La situation de la ville n’est guère reluisante. La réalité est amère, on ne peut se voiler la face. Un seul camion nacelle ne pouvait prendre en charge plus de 60 000 points lumineux et permettre à la ville de sortir de l’ornière. Même le centre-ville ignoré durant des années n’échappe pas à tel problème. L’acquisition de six nouveaux camions attendus pour début février mettra définitivement un terme aux sempiternelles défaillances de l’éclairage public. Même si mes propos ne vont pas plaire, Sétif n’a plus d’espaces verts. Délaissés, les supposés espaces implantés dans différents points du tramway ne sont pas encore transférés de la Setram vers la commune. Ce volet, ainsi que le dossier de l’éclairage public de tout le périmètre urbain, seront désormais à la charge de notre EPIC des espaces verts. Le ramassage des ordures ménagères est un véritable casse-tête. L’amoncellement des déchets amoche un peu plus l’environnement. La réactivation des 36 bacs enterrés ici et là est une solution. La réalisation de bacs de 5m3 pourrait améliorer le paysage de nos cités et quartiers inondés par les résidus des poutrelles. Le moment est venu pour lancer véritablement l’opération du tri sélectif.
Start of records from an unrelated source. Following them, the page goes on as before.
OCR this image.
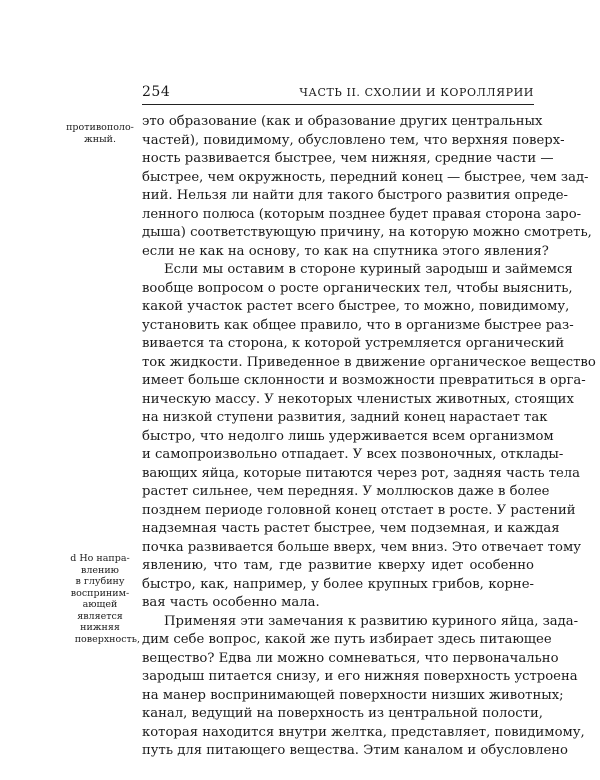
254	ЧАСТЬ II. СХОЛИИ И КОРОЛЛЯРИИ
противополо-
жный.
d Но напра-
влению
в глубину
восприним-
ающей
является
нижняя
поверхность,
это образование (как и образование других центральных
частей), повидимому, обусловлено тем, что верхняя поверх-
ность развивается быстрее, чем нижняя, средние части —
быстрее, чем окружность, передний конец — быстрее, чем зад-
ний. Нельзя ли найти для такого быстрого развития опреде-
ленного полюса (которым позднее будет правая сторона заро-
дыша) соответствующую причину, на которую можно смотреть,
если не как на основу, то как на спутника этого явления?
Если мы оставим в стороне куриный зародыш и займемся
вообще вопросом о росте органических тел, чтобы выяснить,
какой участок растет всего быстрее, то можно, повидимому,
установить как общее правило, что в организме быстрее раз-
вивается та сторона, к которой устремляется органический
ток жидкости. Приведенное в движение органическое вещество
имеет больше склонности и возможности превратиться в орга-
ническую массу. У некоторых членистых животных, стоящих
на низкой ступени развития, задний конец нарастает так
быстро, что недолго лишь удерживается всем организмом
и самопроизвольно отпадает. У всех позвоночных, отклады-
вающих яйца, которые питаются через рот, задняя часть тела
растет сильнее, чем передняя. У моллюсков даже в более
позднем периоде головной конец отстает в росте. У растений
надземная часть растет быстрее, чем подземная, и каждая
почка развивается больше вверх, чем вниз. Это отвечает тому
явлению, что там, где развитие кверху идет особенно
быстро, как, например, у более крупных грибов, корне-
вая часть особенно мала.
Применяя эти замечания к развитию куриного яйца, зада-
дим себе вопрос, какой же путь избирает здесь питающее
вещество? Едва ли можно сомневаться, что первоначально
зародыш питается снизу, и его нижняя поверхность устроена
на манер воспринимающей поверхности низших животных;
канал, ведущий на поверхность из центральной полости,
которая находится внутри желтка, представляет, повидимому,
путь для питающего вещества. Этим каналом и обусловлено
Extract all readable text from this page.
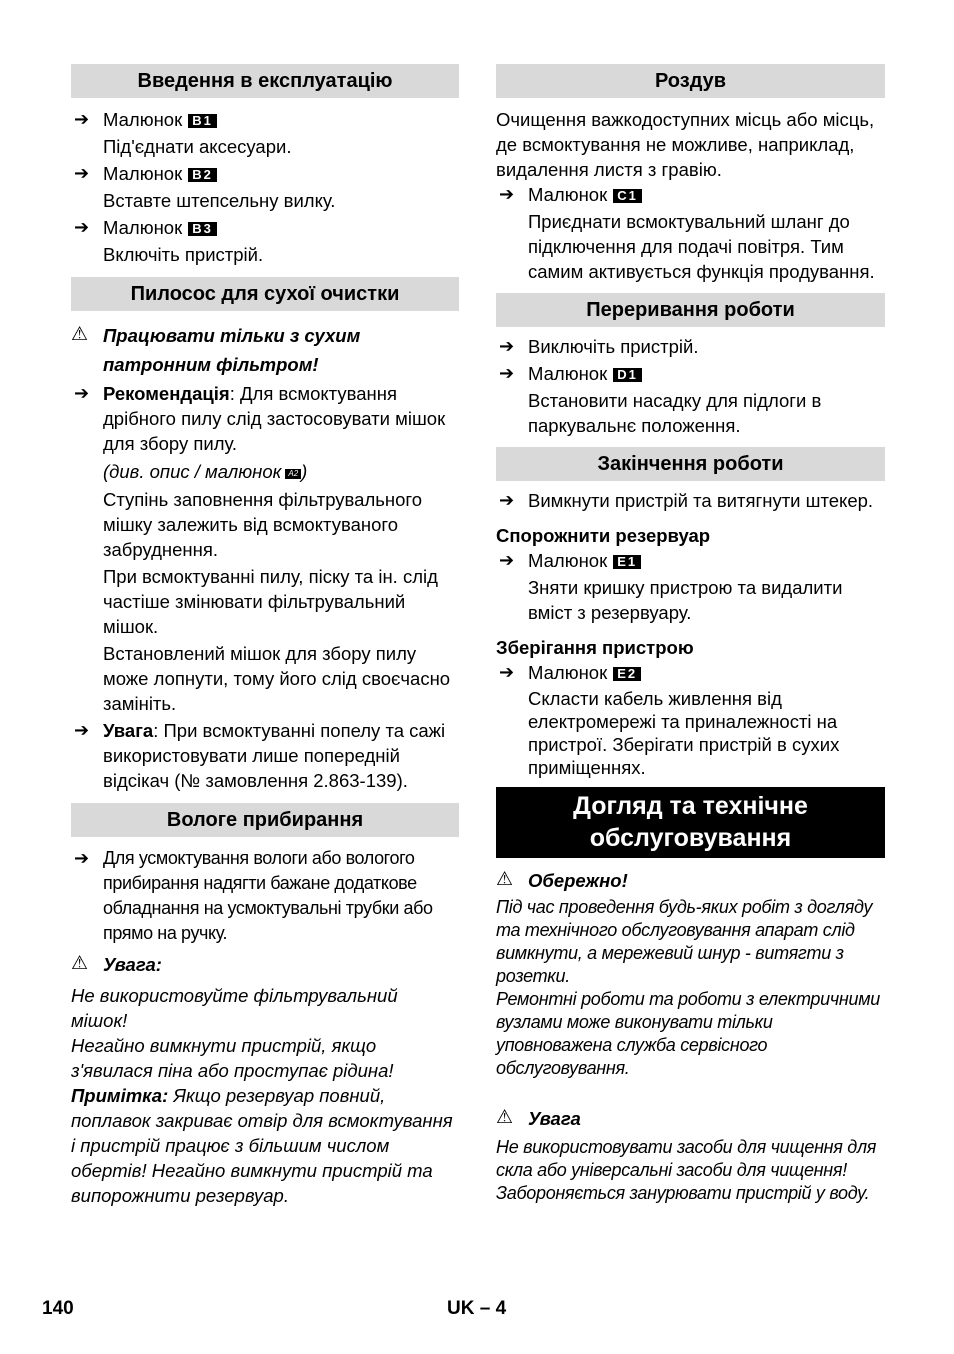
Введення в експлуатацію

➔ Малюнок B1

Під'єднати аксесуари.

➔ Малюнок B2

Вставте штепсельну вилку.

➔ Малюнок B3

Включіть пристрій.

Пилосос для сухої очистки

⚠ Працювати тільки з сухим патронним фільтром!

➔ Рекомендація: Для всмоктування дрібного пилу слід застосовувати мішок для збору пилу.

(див. опис / малюнок A2 )

Ступінь заповнення фільтрувального мішку залежить від всмоктуваного забруднення.

При всмоктуванні пилу, піску та ін. слід частіше змінювати фільтрувальний мішок.

Встановлений мішок для збору пилу може лопнути, тому його слід своєчасно замініть.

➔ Увага: При всмоктуванні попелу та сажі використовувати лише попередній відсікач (№ замовлення 2.863-139).

Вологе прибирання

➔ Для усмоктування вологи або вологого прибирання надягти бажане додаткове обладнання на усмоктувальні трубки або прямо на ручку.

⚠ Увага:

Не використовуйте фільтрувальний мішок!

Негайно вимкнути пристрій, якщо з'явилася піна або проступає рідина!

Примітка: Якщо резервуар повний, поплавок закриває отвір для всмоктування і пристрій працює з більшим числом обертів! Негайно вимкнути пристрій та випорожнити резервуар.

Роздув

Очищення важкодоступних місць або місць, де всмоктування не можливе, наприклад, видалення листя з гравію.

➔ Малюнок C1

Приєднати всмоктувальний шланг до підключення для подачі повітря. Тим самим активується функція продування.

Переривання роботи

➔ Виключіть пристрій.

➔ Малюнок D1

Встановити насадку для підлоги в паркувальнє положення.

Закінчення роботи

➔ Вимкнути пристрій та витягнути штекер.

Спорожнити резервуар

➔ Малюнок E1

Зняти кришку пристрою та видалити вміст з резервуару.

Зберігання пристрою

➔ Малюнок E2

Скласти кабель живлення від електромережі та приналежності на пристрої. Зберігати пристрій в сухих приміщеннях.

Догляд та технічне обслуговування

⚠ Обережно!

Під час проведення будь-яких робіт з догляду та технічного обслуговування апарат слід вимкнути, а мережевий шнур - витягти з розетки.

Ремонтні роботи та роботи з електричними вузлами може виконувати тільки уповноважена служба сервісного обслуговування.

⚠ Увага

Не використовувати засоби для чищення для скла або універсальні засоби для чищення! Забороняється занурювати пристрій у воду.

140	UK – 4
Pour mettre un terme aux opérations ponctuelles, nous avons entamé une réflexion avec GIZ et l’AND (agence nationale des déchets). 
 

-Que faut-il faire pour booster les recettes de la municipalité et remettre à niveau une ville en panne ?
 

Selon les prévisions du secrétaire général de la commune, nos recettes peuvent à court et moyen termes dépasser facilement le seuil des 800 milliards de centimes. Pour ce faire, il va falloir mettre un terme à l’éternel problème des POS 35 et 356 de Gaoua et 17 et 18 d’Aïn S’fiha. La redynamisation du secteur de l’habitat est une importante source fiscale. La transformation du Souk d’El Hassi en marché de gros du poisson, la réhabilitation du marché du CEM Bakhouche, la réalisation de certains investissements boosteront nos recettes. La mise à niveau de la ville passe par une présence sur le terrain, la réalisation dans les délais, la fin des cahiers des charges tronqués et une prise en charge efficiente de tout ce qui touche au bien-être et au cadre de vie de nos concitoyens. 
Le constat n’est plus de mise, nous rentrons de plain-pied dans l’exécution de notre feuille de route, approuvée par le wali ne ménageant aucun effort pour que le chef-lieu puisse retrouver son lustre d’antan. 
 

-Que comptez-vous entreprendre pour sortir la ville du spleen culturel ? 
 

Je suis sidéré de constater que l’activité cinématographique est, depuis belle lurette, inscrite aux abonnés absents alors que le cinéma Variétés, d’une capacité de 450 places, est fermé pour des broutilles. Pour des raisons culturelles et économiques, l’exploitation de la structure, une autre source de recettes, est impérative. Je ne comprends pas qu’une ville universitaire de la dimension de Sétif accueillant plus de 60 000 étudiants puisse faire l’impasse sur la Foire du livre que nous organisions à chaque célébration des massacres du 8 Mai 1945. Pour le renouveau de la culture à Sétif, la contribution des femmes et des hommes impliqués dans l’acte culturel est indispensable.